Sous sa première direction, Iger a orchestré plusieurs acquisitions audacieuses et extrêmement lucratives : Pixar pour 7,4 milliards de dollars, Marvel Entertainment pour 4 milliards, et Lucasfilm pour 4 milliards également. Ces investissements ont généré plus de 40 milliards de revenus directs pour Disney, sans compter les synergies avec les parcs, les produits dérivés et les franchises associées. Iger a ainsi transformé Disney en un acteur majeur du divertissement mondial, faisant de la croissance par acquisitions un pilier stratégique, contrastant avec la politique d’Eisner, son prédécesseur, axée sur le développement interne.

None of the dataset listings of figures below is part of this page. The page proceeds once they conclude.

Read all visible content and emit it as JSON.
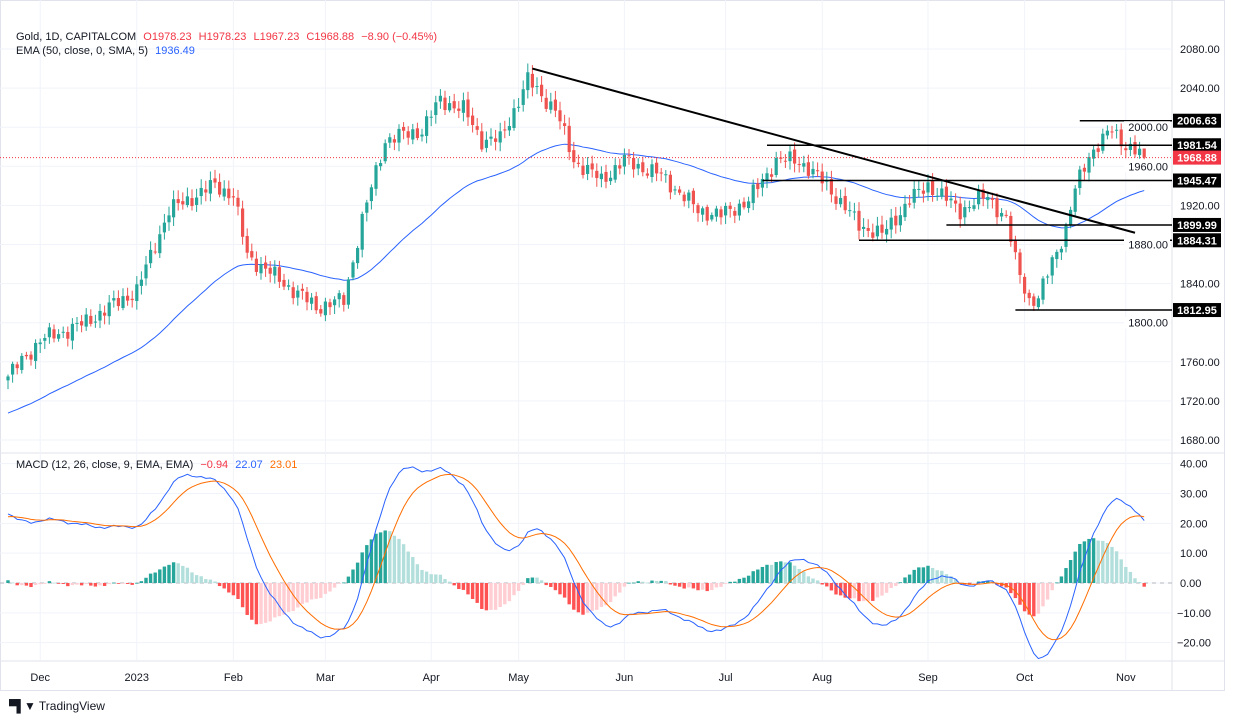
{
  "header": {
    "symbol": "Gold, 1D, CAPITALCOM",
    "open": "O1978.23",
    "high": "H1978.23",
    "low": "L1967.23",
    "close": "C1968.88",
    "change": "−8.90 (−0.45%)",
    "ema_label": "EMA (50, close, 0, SMA, 5)",
    "ema_value": "1936.49"
  },
  "macd_legend": {
    "label": "MACD (12, 26, close, 9, EMA, EMA)",
    "hist": "−0.94",
    "macd": "22.07",
    "signal": "23.01"
  },
  "footer": {
    "brand": "TradingView",
    "logo": "TV"
  },
  "colors": {
    "up": "#26a69a",
    "down": "#ef5350",
    "ema": "#2962ff",
    "macd": "#2962ff",
    "signal": "#ff6d00",
    "price_label": "#f23645"
  },
  "chart_data": {
    "type": "candlestick",
    "title": "Gold, 1D, CAPITALCOM",
    "anchors_close": [
      [
        0,
        1745
      ],
      [
        7,
        1782
      ],
      [
        16,
        1798
      ],
      [
        28,
        1833
      ],
      [
        35,
        1915
      ],
      [
        45,
        1941
      ],
      [
        49,
        1930
      ],
      [
        52,
        1869
      ],
      [
        59,
        1844
      ],
      [
        67,
        1816
      ],
      [
        73,
        1823
      ],
      [
        77,
        1905
      ],
      [
        82,
        1987
      ],
      [
        90,
        1997
      ],
      [
        94,
        2028
      ],
      [
        99,
        2018
      ],
      [
        103,
        1987
      ],
      [
        107,
        1987
      ],
      [
        113,
        2048
      ],
      [
        119,
        2018
      ],
      [
        123,
        1966
      ],
      [
        129,
        1946
      ],
      [
        134,
        1966
      ],
      [
        142,
        1951
      ],
      [
        150,
        1915
      ],
      [
        155,
        1910
      ],
      [
        161,
        1925
      ],
      [
        167,
        1966
      ],
      [
        172,
        1966
      ],
      [
        178,
        1941
      ],
      [
        185,
        1900
      ],
      [
        190,
        1890
      ],
      [
        196,
        1925
      ],
      [
        200,
        1941
      ],
      [
        207,
        1915
      ],
      [
        213,
        1930
      ],
      [
        217,
        1905
      ],
      [
        219,
        1864
      ],
      [
        222,
        1823
      ],
      [
        224,
        1823
      ],
      [
        227,
        1864
      ],
      [
        230,
        1895
      ],
      [
        232,
        1936
      ],
      [
        235,
        1972
      ],
      [
        240,
        1997
      ],
      [
        243,
        1982
      ],
      [
        247,
        1968.88
      ]
    ],
    "last_bar": {
      "open": 1978.23,
      "high": 1978.23,
      "low": 1967.23,
      "close": 1968.88
    },
    "x_ticks": [
      {
        "label": "Dec",
        "bar": 7
      },
      {
        "label": "2023",
        "bar": 28
      },
      {
        "label": "Feb",
        "bar": 49
      },
      {
        "label": "Mar",
        "bar": 69
      },
      {
        "label": "Apr",
        "bar": 92
      },
      {
        "label": "May",
        "bar": 111
      },
      {
        "label": "Jun",
        "bar": 134
      },
      {
        "label": "Jul",
        "bar": 156
      },
      {
        "label": "Aug",
        "bar": 177
      },
      {
        "label": "Sep",
        "bar": 200
      },
      {
        "label": "Oct",
        "bar": 221
      },
      {
        "label": "Nov",
        "bar": 243
      }
    ],
    "price_ticks": [
      "2080.00",
      "2040.00",
      "2000.00",
      "1960.00",
      "1920.00",
      "1880.00",
      "1840.00",
      "1800.00",
      "1760.00",
      "1720.00",
      "1680.00"
    ],
    "ylim": [
      1680,
      2080
    ],
    "ema": {
      "period": 50,
      "seed": 1706
    },
    "horizontal_levels": [
      {
        "price": 2006.63,
        "label": "2006.63",
        "from_bar": 233
      },
      {
        "price": 1981.54,
        "label": "1981.54",
        "from_bar": 165
      },
      {
        "price": 1945.47,
        "label": "1945.47",
        "from_bar": 164
      },
      {
        "price": 1899.99,
        "label": "1899.99",
        "from_bar": 204
      },
      {
        "price": 1884.31,
        "label": "1884.31",
        "from_bar": 185
      },
      {
        "price": 1812.95,
        "label": "1812.95",
        "from_bar": 219
      }
    ],
    "trendline": {
      "from": {
        "bar": 114,
        "price": 2060
      },
      "to": {
        "bar": 245,
        "price": 1892
      }
    },
    "current_price": {
      "price": 1968.88,
      "label": "1968.88"
    },
    "macd": {
      "ticks": [
        "40.00",
        "30.00",
        "20.00",
        "10.00",
        "0.00",
        "−10.00",
        "−20.00"
      ],
      "ylim": [
        -28,
        42
      ]
    }
  }
}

Malgré ces succès, toutes les acquisitions n’ont pas été parfaites. L’achat de Maker Studios en 2014 et celui de 21st Century Fox en 2019 ont suscité des débats sur leur rentabilité à long terme. Toutefois, une analyse de la Yale School of Management estime que la plupart de ces acquisitions, y compris Fox, ont rapidement trouvé leur rentabilité grâce à des synergies et la consolidation de contenus clés, comme la prise de contrôle complète de Hulu. La stratégie M&A d’Iger a donc permis à Disney d’étendre considérablement son catalogue et de renforcer ses plateformes de streaming.
Le retour d’Iger en 2022 pour remplacer Chapek a été marqué par une restructuration majeure et une stabilisation de l’entreprise. Il a su défendre les valeurs de Disney, notamment face à la polémique avec le gouverneur Ron DeSantis, et relancer la croissance post-COVID des parcs et des studios. Avec des films à succès dépassant le milliard de dollars au box-office mondial, et la rentabilité confirmée de Disney+ et des parcs, Iger laisse derrière lui une société solide et prête pour l’avenir, tout en se préparant à de nouveaux engagements, comme Angel City FC, l’équipe féminine de football dont il est copropriétaire.

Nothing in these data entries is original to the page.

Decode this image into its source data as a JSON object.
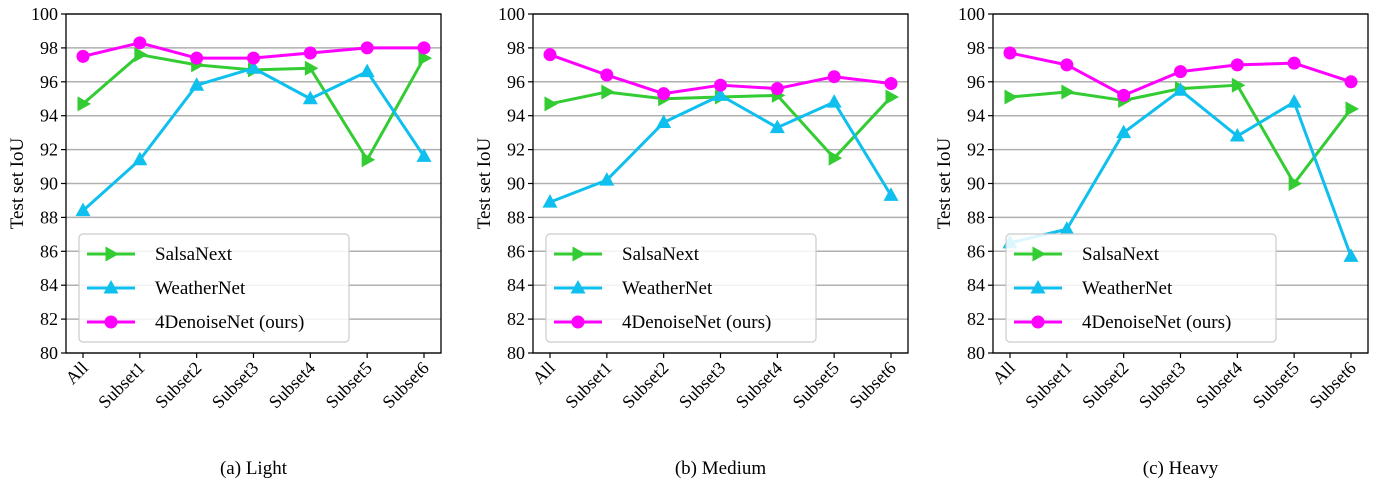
{
  "colors": {
    "SalsaNext": "#33cc33",
    "WeatherNet": "#0fbfee",
    "4DenoiseNet (ours)": "#ff00ff",
    "grid": "#b0b0b0",
    "axis": "#000000"
  },
  "chart_data": [
    {
      "type": "line",
      "caption": "(a) Light",
      "ylabel": "Test set IoU",
      "ylim": [
        80,
        100
      ],
      "yticks": [
        "80",
        "82",
        "84",
        "86",
        "88",
        "90",
        "92",
        "94",
        "96",
        "98",
        "100"
      ],
      "categories": [
        "All",
        "Subset1",
        "Subset2",
        "Subset3",
        "Subset4",
        "Subset5",
        "Subset6"
      ],
      "grid": "horizontal",
      "legend_position": "lower-center",
      "series": [
        {
          "name": "SalsaNext",
          "marker": "triangle-right",
          "values": [
            94.7,
            97.6,
            97.0,
            96.7,
            96.8,
            91.4,
            97.4
          ]
        },
        {
          "name": "WeatherNet",
          "marker": "triangle-up",
          "values": [
            88.4,
            91.4,
            95.8,
            96.8,
            95.0,
            96.6,
            91.6
          ]
        },
        {
          "name": "4DenoiseNet (ours)",
          "marker": "circle",
          "values": [
            97.5,
            98.3,
            97.4,
            97.4,
            97.7,
            98.0,
            98.0
          ]
        }
      ]
    },
    {
      "type": "line",
      "caption": "(b) Medium",
      "ylabel": "Test set IoU",
      "ylim": [
        80,
        100
      ],
      "yticks": [
        "80",
        "82",
        "84",
        "86",
        "88",
        "90",
        "92",
        "94",
        "96",
        "98",
        "100"
      ],
      "categories": [
        "All",
        "Subset1",
        "Subset2",
        "Subset3",
        "Subset4",
        "Subset5",
        "Subset6"
      ],
      "grid": "horizontal",
      "legend_position": "lower-center",
      "series": [
        {
          "name": "SalsaNext",
          "marker": "triangle-right",
          "values": [
            94.7,
            95.4,
            95.0,
            95.1,
            95.2,
            91.5,
            95.1
          ]
        },
        {
          "name": "WeatherNet",
          "marker": "triangle-up",
          "values": [
            88.9,
            90.2,
            93.6,
            95.2,
            93.3,
            94.8,
            89.3
          ]
        },
        {
          "name": "4DenoiseNet (ours)",
          "marker": "circle",
          "values": [
            97.6,
            96.4,
            95.3,
            95.8,
            95.6,
            96.3,
            95.9
          ]
        }
      ]
    },
    {
      "type": "line",
      "caption": "(c) Heavy",
      "ylabel": "Test set IoU",
      "ylim": [
        80,
        100
      ],
      "yticks": [
        "80",
        "82",
        "84",
        "86",
        "88",
        "90",
        "92",
        "94",
        "96",
        "98",
        "100"
      ],
      "categories": [
        "All",
        "Subset1",
        "Subset2",
        "Subset3",
        "Subset4",
        "Subset5",
        "Subset6"
      ],
      "grid": "horizontal",
      "legend_position": "lower-center",
      "series": [
        {
          "name": "SalsaNext",
          "marker": "triangle-right",
          "values": [
            95.1,
            95.4,
            94.9,
            95.6,
            95.8,
            90.0,
            94.4
          ]
        },
        {
          "name": "WeatherNet",
          "marker": "triangle-up",
          "values": [
            86.5,
            87.3,
            93.0,
            95.5,
            92.8,
            94.8,
            85.7
          ]
        },
        {
          "name": "4DenoiseNet (ours)",
          "marker": "circle",
          "values": [
            97.7,
            97.0,
            95.2,
            96.6,
            97.0,
            97.1,
            96.0
          ]
        }
      ]
    }
  ]
}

L’héritage de Bob Iger se caractérise par sa vision stratégique, sa capacité à exécuter de grandes acquisitions et à naviguer dans les crises, mais aussi par une leçon sur la succession de dirigeants. Comme le souligne Sridhar Tayur, professeur à Carnegie Mellon, Iger a sécurisé la transition vers le streaming et stabilisé Disney, laissant Josh D’Amaro hériter d’une entreprise en bonne santé, prête à poursuivre son développement mondial.